トイレに行かされた後に望と和也は再び部屋へと戻って来ると、和也にそのままソファへと押し倒される望。
「本当はこういうやり方はしたくなかったんだけどな……。 俺的には望にちゃんと告白して望と晴れて恋人同士になって、望の事を抱きたかったんだけど……? まぁ、今回の事は仕方がなかったって所かな? 今の望はアイツしか頭にないようだし、だからさ、俺が望の事を考えるのは今日で最後にするよ……」
和也はそう望の瞳を真剣な眼差しで見つめながらも、どこか悲しげな表情を見つめている。
そして、和也は望に向かって頭を下げた後に望の事を抱くのだ。
そんな和也に望は何も答える事なく、ただただ無言のまま和也に抱かれただけだ。 そう、そこまで言われてしまうと返す言葉がなくなってしまったというのが正解なのかもしれない。

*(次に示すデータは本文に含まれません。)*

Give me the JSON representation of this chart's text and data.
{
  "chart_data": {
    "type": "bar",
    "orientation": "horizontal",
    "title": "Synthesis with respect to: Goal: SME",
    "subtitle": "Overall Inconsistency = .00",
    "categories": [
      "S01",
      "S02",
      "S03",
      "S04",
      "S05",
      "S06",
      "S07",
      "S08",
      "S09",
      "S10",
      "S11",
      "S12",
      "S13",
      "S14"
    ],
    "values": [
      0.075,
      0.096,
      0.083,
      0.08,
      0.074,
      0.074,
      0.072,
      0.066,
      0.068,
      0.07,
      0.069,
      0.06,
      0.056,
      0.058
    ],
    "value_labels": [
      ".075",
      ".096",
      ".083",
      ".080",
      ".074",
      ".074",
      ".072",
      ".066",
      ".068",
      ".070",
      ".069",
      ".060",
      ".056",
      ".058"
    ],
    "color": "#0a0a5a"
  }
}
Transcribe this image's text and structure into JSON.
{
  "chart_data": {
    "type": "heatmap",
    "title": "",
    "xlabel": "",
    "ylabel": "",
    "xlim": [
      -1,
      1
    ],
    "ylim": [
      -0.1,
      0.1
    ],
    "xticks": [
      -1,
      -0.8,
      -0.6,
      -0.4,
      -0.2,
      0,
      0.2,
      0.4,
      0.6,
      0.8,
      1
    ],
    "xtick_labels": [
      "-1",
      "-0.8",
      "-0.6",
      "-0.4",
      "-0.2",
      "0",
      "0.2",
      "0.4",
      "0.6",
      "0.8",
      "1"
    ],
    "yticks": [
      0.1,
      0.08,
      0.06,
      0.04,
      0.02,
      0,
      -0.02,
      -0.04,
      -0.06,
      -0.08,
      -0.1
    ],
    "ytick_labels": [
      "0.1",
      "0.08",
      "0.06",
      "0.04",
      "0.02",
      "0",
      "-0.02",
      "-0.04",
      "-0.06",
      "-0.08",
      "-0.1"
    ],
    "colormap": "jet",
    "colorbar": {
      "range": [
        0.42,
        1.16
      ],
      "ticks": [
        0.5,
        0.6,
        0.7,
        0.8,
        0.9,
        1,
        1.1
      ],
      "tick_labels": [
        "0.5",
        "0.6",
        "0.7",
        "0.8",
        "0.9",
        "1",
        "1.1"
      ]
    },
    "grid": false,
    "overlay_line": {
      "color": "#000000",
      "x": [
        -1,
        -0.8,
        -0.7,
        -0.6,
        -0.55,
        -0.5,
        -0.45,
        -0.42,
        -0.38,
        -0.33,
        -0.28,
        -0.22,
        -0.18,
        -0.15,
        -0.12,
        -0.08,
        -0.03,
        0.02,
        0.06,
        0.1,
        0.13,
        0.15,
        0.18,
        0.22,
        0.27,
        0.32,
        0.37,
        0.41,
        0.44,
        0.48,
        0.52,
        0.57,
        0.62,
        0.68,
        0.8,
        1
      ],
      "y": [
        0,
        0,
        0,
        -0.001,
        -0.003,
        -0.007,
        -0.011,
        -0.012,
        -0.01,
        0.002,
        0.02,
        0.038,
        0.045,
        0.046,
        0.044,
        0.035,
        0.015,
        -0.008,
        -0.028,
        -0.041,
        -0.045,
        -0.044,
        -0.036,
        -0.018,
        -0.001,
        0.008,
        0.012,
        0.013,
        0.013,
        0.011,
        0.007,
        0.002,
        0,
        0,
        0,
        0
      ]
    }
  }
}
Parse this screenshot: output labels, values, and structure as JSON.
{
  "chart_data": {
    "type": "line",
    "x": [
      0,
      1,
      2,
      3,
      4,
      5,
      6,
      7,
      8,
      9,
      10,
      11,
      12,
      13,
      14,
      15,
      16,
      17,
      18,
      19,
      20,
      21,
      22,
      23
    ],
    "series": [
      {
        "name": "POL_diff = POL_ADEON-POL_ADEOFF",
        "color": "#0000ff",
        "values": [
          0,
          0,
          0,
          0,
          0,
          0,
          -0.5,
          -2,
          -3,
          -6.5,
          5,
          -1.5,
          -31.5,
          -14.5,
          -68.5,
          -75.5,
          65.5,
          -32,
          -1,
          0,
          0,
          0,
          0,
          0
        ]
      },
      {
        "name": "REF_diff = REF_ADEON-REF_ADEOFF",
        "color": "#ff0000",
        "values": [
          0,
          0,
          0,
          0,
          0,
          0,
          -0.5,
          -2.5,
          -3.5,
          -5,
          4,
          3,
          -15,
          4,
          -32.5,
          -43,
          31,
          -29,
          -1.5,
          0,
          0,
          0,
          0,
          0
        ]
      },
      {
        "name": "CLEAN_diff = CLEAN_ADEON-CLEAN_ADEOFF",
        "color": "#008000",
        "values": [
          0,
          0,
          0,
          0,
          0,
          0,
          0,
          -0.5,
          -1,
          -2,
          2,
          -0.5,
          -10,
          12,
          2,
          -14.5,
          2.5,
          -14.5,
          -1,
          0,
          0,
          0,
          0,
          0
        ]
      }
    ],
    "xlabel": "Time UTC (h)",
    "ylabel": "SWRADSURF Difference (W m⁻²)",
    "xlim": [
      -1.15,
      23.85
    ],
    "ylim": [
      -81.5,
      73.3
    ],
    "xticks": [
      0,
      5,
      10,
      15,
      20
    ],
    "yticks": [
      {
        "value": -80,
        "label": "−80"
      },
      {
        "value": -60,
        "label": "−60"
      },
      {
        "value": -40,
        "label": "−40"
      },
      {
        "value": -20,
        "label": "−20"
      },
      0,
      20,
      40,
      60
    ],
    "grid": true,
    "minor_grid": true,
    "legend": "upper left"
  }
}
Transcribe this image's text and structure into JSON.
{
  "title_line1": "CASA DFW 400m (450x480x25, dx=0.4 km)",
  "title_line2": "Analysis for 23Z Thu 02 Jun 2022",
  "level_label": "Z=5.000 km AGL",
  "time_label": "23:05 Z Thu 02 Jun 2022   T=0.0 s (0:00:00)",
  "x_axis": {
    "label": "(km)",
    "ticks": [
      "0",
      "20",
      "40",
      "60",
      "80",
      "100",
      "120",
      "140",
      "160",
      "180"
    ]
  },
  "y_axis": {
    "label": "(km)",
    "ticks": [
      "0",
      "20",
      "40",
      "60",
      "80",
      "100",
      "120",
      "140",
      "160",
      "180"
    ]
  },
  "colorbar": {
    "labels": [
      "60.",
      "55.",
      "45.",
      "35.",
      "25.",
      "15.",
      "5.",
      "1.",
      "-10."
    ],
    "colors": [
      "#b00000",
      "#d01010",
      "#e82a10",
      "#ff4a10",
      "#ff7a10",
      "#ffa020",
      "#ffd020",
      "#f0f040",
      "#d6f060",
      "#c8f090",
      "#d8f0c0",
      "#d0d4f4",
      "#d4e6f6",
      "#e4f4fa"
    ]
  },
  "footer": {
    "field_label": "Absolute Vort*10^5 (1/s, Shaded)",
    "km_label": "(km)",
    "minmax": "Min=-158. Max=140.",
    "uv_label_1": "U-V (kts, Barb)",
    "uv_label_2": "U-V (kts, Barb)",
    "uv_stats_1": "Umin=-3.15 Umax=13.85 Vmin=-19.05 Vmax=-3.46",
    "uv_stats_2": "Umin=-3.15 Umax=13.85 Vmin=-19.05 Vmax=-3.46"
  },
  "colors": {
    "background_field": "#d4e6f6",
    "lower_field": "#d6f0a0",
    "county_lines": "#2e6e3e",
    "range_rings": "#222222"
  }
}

今の和也の言葉で、望は和也が本気で自分の事が好きだったという事が伝わってきたようだ。
だから、望は和也が今からすることに抵抗する事はしなかったのであろう。
それから暫くして和也は望の事を抱けて満足したのか望から離れると溜まっていた仕事を始める。
そんな和也の後ろ姿に望の方も切なそうな瞳で見つめ続けるのだった。
この病院で和也と一緒に働き始めて、初めて和也が望の事を好きだという気持ちを知った。
そう今の事で望は余計に悩んでしまったようにも思える。 今まで親友だと思っていた友人に告白され、それにこの前会ったばかりの男性にも告白されているのだから。 悩まない人間はいないだろう。
しかし今まで人生の中で一度に2人の男性に告白されるなんて今までなかった事だ。
望は軽く息を吐くとふらふらとしながら立ち上がり、和也の隣にある自分のディスクへと向かうのだった。